La única salida razonable sería negociar un acuerdo de coordinación y comenzar una depuración profunda del sistema, lo cual implica ceder privilegios y prerrogativas que la corrupción ha defendido férreamente. Los políticos involucrados no renunciarán fácilmente y buscarán proteger su capital político y económico. La presidenta tendría que desmantelar al país para reconstruirlo, o enfrentará una crisis internacional que debilitaría aún más su posición de negociación. Proteger la soberanía y acabar con un movimiento político, o mantener el status quo y poner en riesgo la soberanía.
Esta situación no es azarosa. Podría afirmarse que la intención de nuestro vecino ha estado presente desde hace siglos, y que hoy se justifica, desde su perspectiva, por motivos de seguridad nacional, de protección de su mercado y por la necesidad de reafirmar su poderío como lo que aún se considera un imperio.
¿Qué debemos observar?
Debemos estar atentos al movimiento de capitales hacia México, a las señales de las embajadas y al eventual éxodo de políticos nacionales hacia el extranjero, pues indicaría que ya conocen lo que viene y buscan proteger sus intereses. Como dice el refrán: cuando el río suena, agua lleva.
Desde la perspectiva estadounidense, es clave seguir el desarrollo de su narrativa sobre México, la frontera y el cumplimiento de aranceles. Recordemos el episodio previo a la Guerra del Peloponeso, narrado por Tucídides, cuando los corcireos dijeron a los atenienses: “Si nosotros, en vuestra situación, hubiéramos recibido una proposición semejante, creemos que la hubiéramos aceptado y que vosotros no deberíais reprochárnoslo” (Historia de la Guerra del Peloponeso, I, 33).

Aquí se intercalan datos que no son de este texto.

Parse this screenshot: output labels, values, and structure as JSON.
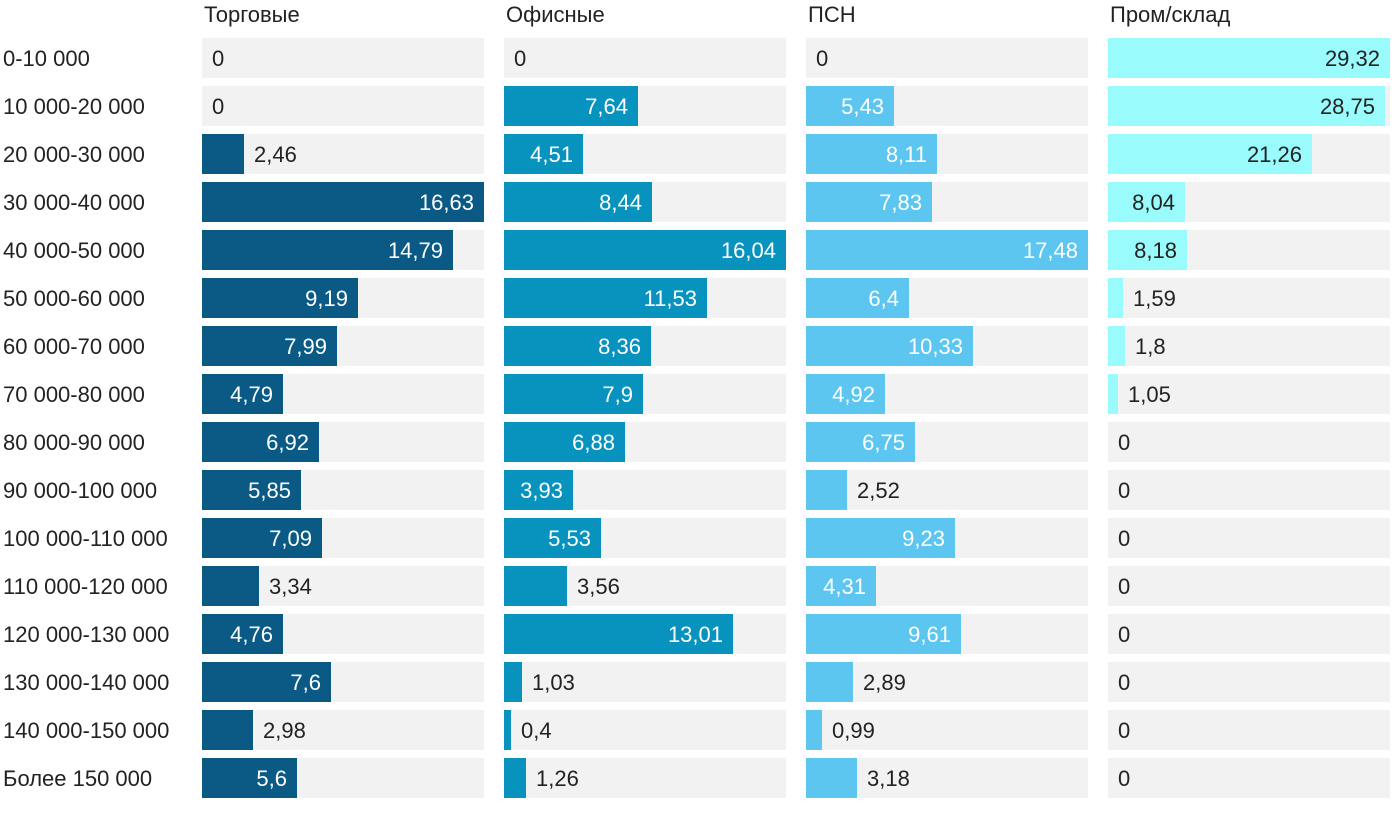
{
  "chart_data": {
    "type": "bar",
    "orientation": "horizontal",
    "layout": "small-multiples",
    "categories": [
      "0-10 000",
      "10 000-20 000",
      "20 000-30 000",
      "30 000-40 000",
      "40 000-50 000",
      "50 000-60 000",
      "60 000-70 000",
      "70 000-80 000",
      "80 000-90 000",
      "90 000-100 000",
      "100 000-110 000",
      "110 000-120 000",
      "120 000-130 000",
      "130 000-140 000",
      "140 000-150 000",
      "Более 150 000"
    ],
    "series": [
      {
        "name": "Торговые",
        "color": "#0a5a85",
        "values": [
          "0",
          "0",
          "2,46",
          "16,63",
          "14,79",
          "9,19",
          "7,99",
          "4,79",
          "6,92",
          "5,85",
          "7,09",
          "3,34",
          "4,76",
          "7,6",
          "2,98",
          "5,6"
        ]
      },
      {
        "name": "Офисные",
        "color": "#0893bf",
        "values": [
          "0",
          "7,64",
          "4,51",
          "8,44",
          "16,04",
          "11,53",
          "8,36",
          "7,9",
          "6,88",
          "3,93",
          "5,53",
          "3,56",
          "13,01",
          "1,03",
          "0,4",
          "1,26"
        ]
      },
      {
        "name": "ПСН",
        "color": "#5cc6f0",
        "values": [
          "0",
          "5,43",
          "8,11",
          "7,83",
          "17,48",
          "6,4",
          "10,33",
          "4,92",
          "6,75",
          "2,52",
          "9,23",
          "4,31",
          "9,61",
          "2,89",
          "0,99",
          "3,18"
        ]
      },
      {
        "name": "Пром/склад",
        "color": "#99fbfb",
        "values": [
          "29,32",
          "28,75",
          "21,26",
          "8,04",
          "8,18",
          "1,59",
          "1,8",
          "1,05",
          "0",
          "0",
          "0",
          "0",
          "0",
          "0",
          "0",
          "0"
        ]
      }
    ],
    "track_color": "#f2f2f2",
    "label_color_dark": "#222222",
    "label_color_light": "#ffffff",
    "grid": false,
    "legend": "none"
  }
}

Es un problema de idiosincrasia, y no sería extraño que la sociedad estadounidense apoyara acciones militares, guiada en parte por una interpretación distorsionada del darwinismo social muy común en su antropologia. Un ciudadano común con historia militar familiar dirá: “Si están dispuestos a pelear por su país, háganlo; si no, no se quejen de perderlo”. Entre finales de 2025 y principios de 2026 podríamos ver un nuevo San Jacinto: una confrontación breve, quirúrgica y bien calculada por el adversario, pero con efectos devastadores para la soberanía mexicana, como aquella derrota de apenas 18 minutos que selló la independencia de Texas.